Queria poder acelerá-lo quando sei que o passar dos dias, dos meses e até dos anos vai ser medicamentoso para mim. Queria interrompê-lo para eternizar momentos que congelei no coração e, assim, nunca mais sair delesArte: Kiko

Quando ouço Caetano Veloso cantar “Tempo, tempo, tempo, tempo/ Entro num acordo contigo”, composição dele mesmo, tenho a convicção de que ele já fez esse trato. Afinal, estar nos palcos aos 82 anos, ao lado da irmã Maria Bethânia, é coisa de quem já se acertou com o tic-tac do relógio. Ainda mais porque a voz de Caetano não tem pressa durante as canções: ele não come uma sílaba sequer. Não há correria. Ouvi-lo entoar ‘sin-ge-la’, uma palavra bem antiguinha e que tanto amo, me faz sentir que ele está em paz com a cronologia da própria vida. Já quando escuto Gilberto Gil musicar a letra de sua autoria em “Tempo Rei, ó tempo rei, ó tempo rei/ Transformai as velhas formas do viver”, eu renovo a esperança em dias bons e inéditos, em cicatrizes curadas, em feridas saradas e em maneiras diferentes de seguir a jornada. Já quando os meus ouvidos entram em contato com Simone perguntando “O que será o amanhã?/ Responda quem puder” — samba-enredo que fez a travessia do Carnaval da União da Ilha até chegar à voz da cantora —, eu me rendo de vez à imprevisibilidade do futuro.
O tempo, essa incógnita tão desafiadora, já foi tão cantado, estudado e escrito. Eu faço aqui uma confissão: queria agarrá-lo, colocá-lo em um potinho e administrá-lo ao meu jeito. Queria poder acelerá-lo quando sei que o passar dos dias, dos meses e até dos anos vai ser medicamentoso para mim. Queria interrompê-lo para eternizar momentos que congelei no coração e, assim, nunca mais sair deles. Aliás, a gente tem mesmo essa ilusão de que conta o tempo quando, na verdade, é ele que nos conta sobre a vida. Com sua transparência, escancara quando não saímos do lugar, mas também nos brinda com a constatação de que evoluímos. Há ainda uma mágica intrigante nos pedidos que ele nos faz e, por vezes, deixamos de ouvir. Fugimos do conflito quando há tempos que pedem o embate — não o mais odioso, mas o que expõe desconfortos e palavras não ditas. E há o tempo do silêncio, quando é preciso calar para ouvir as emoções que gritam dentro de nós.

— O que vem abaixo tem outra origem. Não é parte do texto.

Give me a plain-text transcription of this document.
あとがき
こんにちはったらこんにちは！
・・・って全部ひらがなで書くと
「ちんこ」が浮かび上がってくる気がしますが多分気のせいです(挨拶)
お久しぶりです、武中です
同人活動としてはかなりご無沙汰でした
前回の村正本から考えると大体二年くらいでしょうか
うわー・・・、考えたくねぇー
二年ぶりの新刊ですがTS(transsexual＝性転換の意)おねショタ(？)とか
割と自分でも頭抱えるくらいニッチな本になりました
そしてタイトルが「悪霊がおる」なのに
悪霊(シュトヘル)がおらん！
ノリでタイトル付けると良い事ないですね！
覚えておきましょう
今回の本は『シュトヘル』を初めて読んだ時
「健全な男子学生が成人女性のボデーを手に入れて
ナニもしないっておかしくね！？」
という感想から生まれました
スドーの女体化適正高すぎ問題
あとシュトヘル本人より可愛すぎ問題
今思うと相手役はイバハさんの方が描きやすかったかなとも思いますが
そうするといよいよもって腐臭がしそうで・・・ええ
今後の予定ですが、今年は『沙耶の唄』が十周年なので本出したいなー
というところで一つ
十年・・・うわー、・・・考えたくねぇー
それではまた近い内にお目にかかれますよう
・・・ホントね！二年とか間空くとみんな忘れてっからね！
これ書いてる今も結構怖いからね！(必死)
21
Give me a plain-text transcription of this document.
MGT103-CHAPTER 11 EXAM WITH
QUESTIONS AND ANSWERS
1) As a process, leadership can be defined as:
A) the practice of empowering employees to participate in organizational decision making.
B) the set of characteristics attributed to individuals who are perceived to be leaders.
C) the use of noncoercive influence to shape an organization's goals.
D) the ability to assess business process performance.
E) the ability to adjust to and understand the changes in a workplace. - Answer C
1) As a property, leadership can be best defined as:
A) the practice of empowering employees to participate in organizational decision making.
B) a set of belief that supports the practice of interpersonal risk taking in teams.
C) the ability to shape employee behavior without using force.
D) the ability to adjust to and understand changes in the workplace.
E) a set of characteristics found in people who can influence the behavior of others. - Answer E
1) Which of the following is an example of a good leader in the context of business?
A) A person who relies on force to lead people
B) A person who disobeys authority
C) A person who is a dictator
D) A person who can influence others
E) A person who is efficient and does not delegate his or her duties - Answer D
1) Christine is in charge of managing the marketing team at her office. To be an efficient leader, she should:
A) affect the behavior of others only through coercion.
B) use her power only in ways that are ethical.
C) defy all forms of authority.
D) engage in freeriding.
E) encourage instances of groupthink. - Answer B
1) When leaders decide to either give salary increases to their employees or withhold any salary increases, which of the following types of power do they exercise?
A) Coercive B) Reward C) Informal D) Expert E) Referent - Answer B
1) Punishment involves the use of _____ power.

É intrigante pensar que não dominamos o passar da vida, embora a gente teime em acreditar que sim. A cronologia das horas está no meu pulso, no relógio que vou à academia e me mostra que é uma eternidade ficar 10 minutos correndo na esteira. Está na ampulheta, em que cada grãozinho de areia vai descendo suavemente até que determinado período chegue ao fim. Aí, viramos novamente o objeto para recontar. O tempo, aliás, não anda de ré, mas ama quem gosta do prefixo “re”: refazer, recomeçar, recuperar, regenerar. Está aí, aliás, um desafio para a minha alma que nasceu gostando da permanência. Ficar é, muitas vezes, mais confortável do que partir ou deixar ir. Mas já aprendi e tenho gostado muito de reexistir. Em novos lugares, em novos laços, em novas Anas.
Eu também queria ter todo o tempo do mundo, em alguns momentos, para cuidar do que se passa no meu coração. Para prestar atenção às emoções e colocá-las para dançar com canções que amo ou para viver dias ensolarados ao ar livre. Mas sei que não estamos no controle. Vira e mexe, aliás, me pego atrás de referências pessoais para me situar em fatos ocorridos durante a pandemia da covid-19. Faz cinco anos que começamos a dizer, de um modo geral, que não deixaríamos o amor, os encontros e as possibilidades de vida para amanhã. Mas sinto que ainda achamos que dá tempo de adiar um café, uma reunião ou um abraço. “A gente vai se falando”, prometemos aos amigos, mesmo sabendo que certos planos prescrevem. Por outro lado, “sonhos não envelhecem”, como escreveram Milton Nascimento e os irmãos Márcio e Lô Borges. O desafio é renová-los.
Curiosamente, este texto começou a ser escrito mentalmente enquanto eu dirigia, após sair da academia. Ainda iria passar no hortifruti, antes de chegar em casa, e só pensava que precisava dar tempo de ficar em frente ao laptop sem me esquecer do que o coração havia me ditado naquele trajeto. Felizmente, a memória desta escrita não se apagou. Nem a constatação de que, por mais que a gente coloque relógios valiosos e multifuncionais no pulso, não podemos deixar escapar o que é mais caro na vida: o tempo com quem amamos.